Use of Zirconia in Restorative Dentistry
- Jun 26, 2018 -
Properties of Stabilized Zirconia
The flexural strength of stabilized zirconia oxide materials has been reported to be in the range of 900 to 1,200 MPa. This is approximately twice as strong as alumina oxide ceramics currently on the market and five times greater than standard glass ceramics. Even more important is the fracture toughness of the material. Fracture toughness measures the ability of a material to resist propagation of an internal crack (fracture). This is an important indication of a material's clinical reliability. Clinically, nonfatal cracks (cracks that develop in the zirconia but do not result in complete fracture or failure of the restoration) form from cyclic fatigue, which can lead to failure of the restoration if the cracks propagate. Zirconia's fracture toughness is between 8 and 10 MPa which is almost twice as high as that of aluminum oxide ceramics. This is due to transformational toughening, which gives yttria stabilized zirconia its unique mechanical properties. Because of its tetragonal polycrystalline structure, when a crack develops, the material transforms to a thermodynamically more favorable monoclinic form. This transformation is associated with a 4% local increase in volume, which produces a "clamping effect" on the crack and halts its further expansion.

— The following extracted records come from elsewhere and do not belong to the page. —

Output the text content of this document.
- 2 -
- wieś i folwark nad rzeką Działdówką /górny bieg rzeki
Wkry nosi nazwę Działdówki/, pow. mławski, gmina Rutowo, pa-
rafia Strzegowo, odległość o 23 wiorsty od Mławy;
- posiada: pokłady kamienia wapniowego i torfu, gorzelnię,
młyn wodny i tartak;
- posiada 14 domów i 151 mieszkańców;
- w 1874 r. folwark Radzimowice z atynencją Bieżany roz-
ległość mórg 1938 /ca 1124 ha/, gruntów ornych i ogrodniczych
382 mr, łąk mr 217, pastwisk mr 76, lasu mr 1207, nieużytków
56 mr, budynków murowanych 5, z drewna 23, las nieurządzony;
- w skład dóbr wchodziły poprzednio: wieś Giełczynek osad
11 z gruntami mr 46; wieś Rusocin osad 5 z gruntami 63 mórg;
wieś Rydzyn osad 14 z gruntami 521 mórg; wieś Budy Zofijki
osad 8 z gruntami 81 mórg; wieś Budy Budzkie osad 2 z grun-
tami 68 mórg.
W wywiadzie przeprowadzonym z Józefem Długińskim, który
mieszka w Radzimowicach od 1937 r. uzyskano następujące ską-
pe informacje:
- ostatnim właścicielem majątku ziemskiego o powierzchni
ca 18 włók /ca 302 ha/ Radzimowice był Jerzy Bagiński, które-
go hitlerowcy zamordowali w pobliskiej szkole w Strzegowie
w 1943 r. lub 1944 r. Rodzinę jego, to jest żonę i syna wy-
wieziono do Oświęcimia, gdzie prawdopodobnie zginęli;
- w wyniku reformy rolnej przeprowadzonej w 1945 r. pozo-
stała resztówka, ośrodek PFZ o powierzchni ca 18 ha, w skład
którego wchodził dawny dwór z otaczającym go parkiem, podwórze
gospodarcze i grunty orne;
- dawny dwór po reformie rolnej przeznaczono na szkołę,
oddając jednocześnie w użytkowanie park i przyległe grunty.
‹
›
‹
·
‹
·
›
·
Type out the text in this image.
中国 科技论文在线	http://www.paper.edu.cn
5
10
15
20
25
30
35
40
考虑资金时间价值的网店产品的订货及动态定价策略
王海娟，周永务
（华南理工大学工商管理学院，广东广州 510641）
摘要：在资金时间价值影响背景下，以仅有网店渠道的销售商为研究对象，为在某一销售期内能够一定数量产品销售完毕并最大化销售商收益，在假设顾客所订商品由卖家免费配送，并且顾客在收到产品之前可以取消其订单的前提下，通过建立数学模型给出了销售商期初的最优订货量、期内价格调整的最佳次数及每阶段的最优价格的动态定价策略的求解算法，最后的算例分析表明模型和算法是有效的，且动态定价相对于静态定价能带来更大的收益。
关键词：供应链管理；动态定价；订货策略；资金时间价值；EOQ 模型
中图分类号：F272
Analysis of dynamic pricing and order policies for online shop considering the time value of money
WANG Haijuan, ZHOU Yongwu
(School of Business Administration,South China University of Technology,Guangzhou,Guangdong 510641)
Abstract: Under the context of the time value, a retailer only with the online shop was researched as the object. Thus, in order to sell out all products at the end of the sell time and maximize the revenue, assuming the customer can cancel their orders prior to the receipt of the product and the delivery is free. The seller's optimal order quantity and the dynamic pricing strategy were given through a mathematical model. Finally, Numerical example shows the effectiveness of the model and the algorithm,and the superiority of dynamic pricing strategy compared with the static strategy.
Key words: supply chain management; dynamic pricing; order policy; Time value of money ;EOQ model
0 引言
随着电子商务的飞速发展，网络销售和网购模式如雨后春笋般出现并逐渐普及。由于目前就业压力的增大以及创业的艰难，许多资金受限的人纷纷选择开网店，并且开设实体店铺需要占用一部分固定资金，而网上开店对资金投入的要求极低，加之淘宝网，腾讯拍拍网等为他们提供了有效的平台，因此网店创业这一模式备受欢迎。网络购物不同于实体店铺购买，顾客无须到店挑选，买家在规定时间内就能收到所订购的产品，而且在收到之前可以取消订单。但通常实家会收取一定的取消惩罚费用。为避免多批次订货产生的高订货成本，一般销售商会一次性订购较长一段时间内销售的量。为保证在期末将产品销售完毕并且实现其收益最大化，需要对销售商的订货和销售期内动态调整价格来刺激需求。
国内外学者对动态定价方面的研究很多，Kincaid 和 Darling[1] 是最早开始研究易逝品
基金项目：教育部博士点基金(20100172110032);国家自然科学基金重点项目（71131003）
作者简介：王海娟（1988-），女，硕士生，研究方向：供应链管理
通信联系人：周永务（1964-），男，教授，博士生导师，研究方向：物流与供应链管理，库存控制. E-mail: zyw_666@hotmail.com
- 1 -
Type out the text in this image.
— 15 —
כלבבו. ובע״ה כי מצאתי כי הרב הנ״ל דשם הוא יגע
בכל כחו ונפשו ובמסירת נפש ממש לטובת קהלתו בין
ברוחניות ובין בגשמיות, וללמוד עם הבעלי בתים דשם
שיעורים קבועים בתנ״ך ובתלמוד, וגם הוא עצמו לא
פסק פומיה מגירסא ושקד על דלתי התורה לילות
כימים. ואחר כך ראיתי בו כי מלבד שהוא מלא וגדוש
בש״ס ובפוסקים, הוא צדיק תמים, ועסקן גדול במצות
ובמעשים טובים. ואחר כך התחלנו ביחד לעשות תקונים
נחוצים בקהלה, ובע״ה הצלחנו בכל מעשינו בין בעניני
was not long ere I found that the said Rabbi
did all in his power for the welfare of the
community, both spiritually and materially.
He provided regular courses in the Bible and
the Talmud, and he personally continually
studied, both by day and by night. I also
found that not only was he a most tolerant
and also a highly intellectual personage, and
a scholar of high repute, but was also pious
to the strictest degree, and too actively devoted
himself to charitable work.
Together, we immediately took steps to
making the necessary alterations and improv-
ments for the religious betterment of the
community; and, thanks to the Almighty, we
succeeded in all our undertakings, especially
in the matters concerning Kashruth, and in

In addition, without any glass matrix, Stabilized zirconia oxide materials are generally stronger and offer more resistance to cracking than other ceramics. Further, chemical corrosion occurs on glass substrates, which can lead to clinical failure. The aqueous component in saliva can react with glass in ceramic material, causing corrosion. This can increase the rate of crack propagation and lead to failure of the material.
Types of Zirconia
Three main types of zirconia are available for use in clinical dentistry. Though they are chemically identical, they have slightly different physical properties (e.g., porosity, density, purity, strength), which may (or may not) be clinically relevant.There is the fully sintered or HIP type of zirconia. HIP stands for "hot isostatic pressing," and is a sintering technique used in the ceramic industry that utilizes high temperatures and pressures to increase density of the material.
The second type is a partially sintered zirconia, and the third type is nonsintered or "green state" zirconia. Due to the similar manufacturing and fabricating processes, both of these types will be considered together (partially sintered or non-HIP zirconia). Blocks of these types of materials are manufactured by utilizing a spray-dried zirconia powder that is then isostatically pressed and incompletely sintered. These materials remain softer than the HIP zirconia and are easier to mill. After milling, the zirconia is then sintered completely in a furnace at 1,350°C to 1,500°C to achieve its final shape, strength, and physical properties. Examples of this type are Lava (3M ESPE), Cercon (DENTSPLY Ceramco), and Vita YZ (Vident).
Another type of zirconia product is that employed by Nobel Biocare's Procera system. This process utilizes a slurry of zirconia oxide that is applied to an oversized die and then sintered.